Hassin, a linguist rather than an engineer by trade, agreed that some human input would be worthwhile and so I worked with professional translators to review the site in our first non-English languages, French and Spanish. Once launched, a user would view the site in French or Spanish by toggling a button on the Facebook homepage that would switch the language of the interface (user-submitted content like comments and status updates would remain in whatever language the user wrote in). I spent days with the professional translators while they read through pages of translations and made corrections as needed. They were working by the hour, clocking out at six o’clock, and thought it strange that I seemed perennially online the entire week, answering chats, reading Facebook, talking with them, answering questions, and responding to emails at all hours. When they left the office at the end of the day, they were done until the next morning. That, in turn, seemed strange to me. I couldn’t remember when the last time was that I wasn’t within spitting distance of my computer and smart phone. As much as I had once made fun of the Facebook boys for staring at their phones more often than they looked up, I had become one of them.
We launched the Spanish version of Facebook in February 2008 and followed with French one month later. Both Facebook interfaces launched to good press and widespread adoption, as the site was programmed to appear immediately in French or Spanish when a user signed up or logged in from a country in which one of those languages was primarily spoken. We moved
on from those languages to getting the site translated into German, Japanese, and Italian. French and Spanish came first because they addressed the largest number of potential users but, after that, we translated in order of the wealthiest countries.
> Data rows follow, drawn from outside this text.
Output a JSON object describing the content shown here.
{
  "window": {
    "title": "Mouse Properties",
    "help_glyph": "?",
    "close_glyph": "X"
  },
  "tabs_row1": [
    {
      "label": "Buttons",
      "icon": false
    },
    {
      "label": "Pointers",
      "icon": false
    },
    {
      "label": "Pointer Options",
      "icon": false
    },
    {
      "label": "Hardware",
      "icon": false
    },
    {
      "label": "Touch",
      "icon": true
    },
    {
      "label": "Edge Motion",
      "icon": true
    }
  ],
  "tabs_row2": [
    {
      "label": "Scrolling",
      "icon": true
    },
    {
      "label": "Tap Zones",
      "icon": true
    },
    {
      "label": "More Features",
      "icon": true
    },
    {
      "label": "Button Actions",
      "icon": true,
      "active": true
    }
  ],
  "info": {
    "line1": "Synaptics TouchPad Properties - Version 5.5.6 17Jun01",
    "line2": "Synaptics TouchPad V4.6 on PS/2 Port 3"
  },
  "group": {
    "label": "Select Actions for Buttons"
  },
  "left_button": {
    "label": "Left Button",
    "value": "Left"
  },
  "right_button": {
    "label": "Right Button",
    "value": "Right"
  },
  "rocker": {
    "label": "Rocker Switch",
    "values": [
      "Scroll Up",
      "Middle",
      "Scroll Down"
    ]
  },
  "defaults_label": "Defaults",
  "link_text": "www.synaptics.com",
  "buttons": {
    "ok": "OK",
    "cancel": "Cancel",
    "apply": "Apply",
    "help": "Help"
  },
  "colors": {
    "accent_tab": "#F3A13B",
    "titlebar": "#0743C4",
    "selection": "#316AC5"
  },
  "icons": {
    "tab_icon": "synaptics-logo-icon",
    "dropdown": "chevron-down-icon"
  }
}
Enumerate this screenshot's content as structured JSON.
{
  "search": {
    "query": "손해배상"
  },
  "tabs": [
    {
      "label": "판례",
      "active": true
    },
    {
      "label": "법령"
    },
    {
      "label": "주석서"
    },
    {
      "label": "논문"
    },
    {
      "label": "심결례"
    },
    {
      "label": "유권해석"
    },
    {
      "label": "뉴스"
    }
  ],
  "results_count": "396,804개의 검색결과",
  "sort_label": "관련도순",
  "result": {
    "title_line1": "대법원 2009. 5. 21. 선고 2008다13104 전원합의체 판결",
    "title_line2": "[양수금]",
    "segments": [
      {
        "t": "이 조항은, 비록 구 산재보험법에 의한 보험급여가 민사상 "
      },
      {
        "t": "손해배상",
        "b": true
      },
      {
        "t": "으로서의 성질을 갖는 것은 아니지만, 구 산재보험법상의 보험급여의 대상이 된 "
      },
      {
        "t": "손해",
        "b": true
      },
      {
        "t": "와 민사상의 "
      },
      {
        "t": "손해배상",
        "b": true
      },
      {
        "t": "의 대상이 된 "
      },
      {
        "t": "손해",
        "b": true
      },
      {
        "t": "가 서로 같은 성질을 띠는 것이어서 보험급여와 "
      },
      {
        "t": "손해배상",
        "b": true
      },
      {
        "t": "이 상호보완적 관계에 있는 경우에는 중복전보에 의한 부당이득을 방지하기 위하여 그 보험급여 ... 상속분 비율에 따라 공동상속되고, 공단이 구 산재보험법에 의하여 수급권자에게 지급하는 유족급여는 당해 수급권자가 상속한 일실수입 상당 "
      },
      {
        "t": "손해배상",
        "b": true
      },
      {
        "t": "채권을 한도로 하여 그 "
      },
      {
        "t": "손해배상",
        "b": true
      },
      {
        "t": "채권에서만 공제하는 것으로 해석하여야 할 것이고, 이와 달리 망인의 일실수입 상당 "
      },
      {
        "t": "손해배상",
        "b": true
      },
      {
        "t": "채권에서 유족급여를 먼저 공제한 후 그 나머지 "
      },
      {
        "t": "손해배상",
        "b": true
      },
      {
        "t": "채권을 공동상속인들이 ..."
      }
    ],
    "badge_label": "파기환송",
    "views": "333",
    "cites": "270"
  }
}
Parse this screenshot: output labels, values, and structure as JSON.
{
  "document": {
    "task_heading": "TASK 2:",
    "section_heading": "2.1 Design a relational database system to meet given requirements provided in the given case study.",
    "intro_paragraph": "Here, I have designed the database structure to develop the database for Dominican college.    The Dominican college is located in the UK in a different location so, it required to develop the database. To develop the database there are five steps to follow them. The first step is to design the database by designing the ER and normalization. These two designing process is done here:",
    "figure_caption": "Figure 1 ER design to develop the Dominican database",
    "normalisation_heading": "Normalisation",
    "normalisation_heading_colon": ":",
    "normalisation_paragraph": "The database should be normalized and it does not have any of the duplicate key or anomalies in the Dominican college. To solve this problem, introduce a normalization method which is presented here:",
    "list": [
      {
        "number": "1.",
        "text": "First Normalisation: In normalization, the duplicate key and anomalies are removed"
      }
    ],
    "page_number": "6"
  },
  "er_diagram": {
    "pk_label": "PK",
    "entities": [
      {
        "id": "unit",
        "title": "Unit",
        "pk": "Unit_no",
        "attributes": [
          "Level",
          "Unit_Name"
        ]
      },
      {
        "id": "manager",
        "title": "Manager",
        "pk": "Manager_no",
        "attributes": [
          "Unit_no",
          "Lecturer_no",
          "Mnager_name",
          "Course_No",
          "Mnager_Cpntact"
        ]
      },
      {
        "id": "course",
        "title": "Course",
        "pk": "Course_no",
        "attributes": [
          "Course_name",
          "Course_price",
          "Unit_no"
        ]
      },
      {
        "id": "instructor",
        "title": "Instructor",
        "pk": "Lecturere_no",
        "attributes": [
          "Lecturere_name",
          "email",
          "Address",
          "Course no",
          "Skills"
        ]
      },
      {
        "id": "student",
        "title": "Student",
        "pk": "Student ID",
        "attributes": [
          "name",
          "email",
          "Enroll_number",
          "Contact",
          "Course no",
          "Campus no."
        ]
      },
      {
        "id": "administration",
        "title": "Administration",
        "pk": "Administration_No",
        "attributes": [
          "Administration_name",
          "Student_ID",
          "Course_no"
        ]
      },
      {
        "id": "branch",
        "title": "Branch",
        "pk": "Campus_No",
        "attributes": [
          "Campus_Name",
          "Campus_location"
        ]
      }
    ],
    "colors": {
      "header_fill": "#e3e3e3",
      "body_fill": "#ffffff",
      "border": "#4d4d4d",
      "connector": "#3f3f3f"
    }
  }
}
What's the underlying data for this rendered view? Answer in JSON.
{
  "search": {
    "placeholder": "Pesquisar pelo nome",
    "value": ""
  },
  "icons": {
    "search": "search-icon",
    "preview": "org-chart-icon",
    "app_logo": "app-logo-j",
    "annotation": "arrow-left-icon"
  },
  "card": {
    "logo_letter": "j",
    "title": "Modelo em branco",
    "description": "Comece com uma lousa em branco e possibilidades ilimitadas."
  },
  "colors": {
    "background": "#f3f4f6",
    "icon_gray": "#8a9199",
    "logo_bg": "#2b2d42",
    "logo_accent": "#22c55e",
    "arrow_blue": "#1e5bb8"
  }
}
Internationalization, like everything else, follows the money.
This was where I got lucky, and where my job began to save me from my dry, tech-saturated Palo Alto existence in a new way. Because we were striving for authenticity as well as technical accuracy in translation, it didn’t make sense to hire American speakers of Japanese and Italian to translate the site. We didn’t want a version of Japanese spoken by someone who hadn’t been in Japan for years and wasn’t current with the local idiom. Instead, two months after I started working on the team, Hassin decided that I would fly to Tokyo first, to work with Japanese translators, then fly directly from there to Rome, to work with the Italians. I was getting paid to go on a trip around the world, first class. “That’s a nice gig,” my dad said after I told him I’d be out of the country for a month. “Yes, it is,” I concurred, relieved and excited. My commitment to blanketing the world with our technology was going to save me from it. It is neat how life works this way: No system is complete; there is always a way out if you work hard enough at it. And sometimes, as it was in this case, the escape hatch can be fun.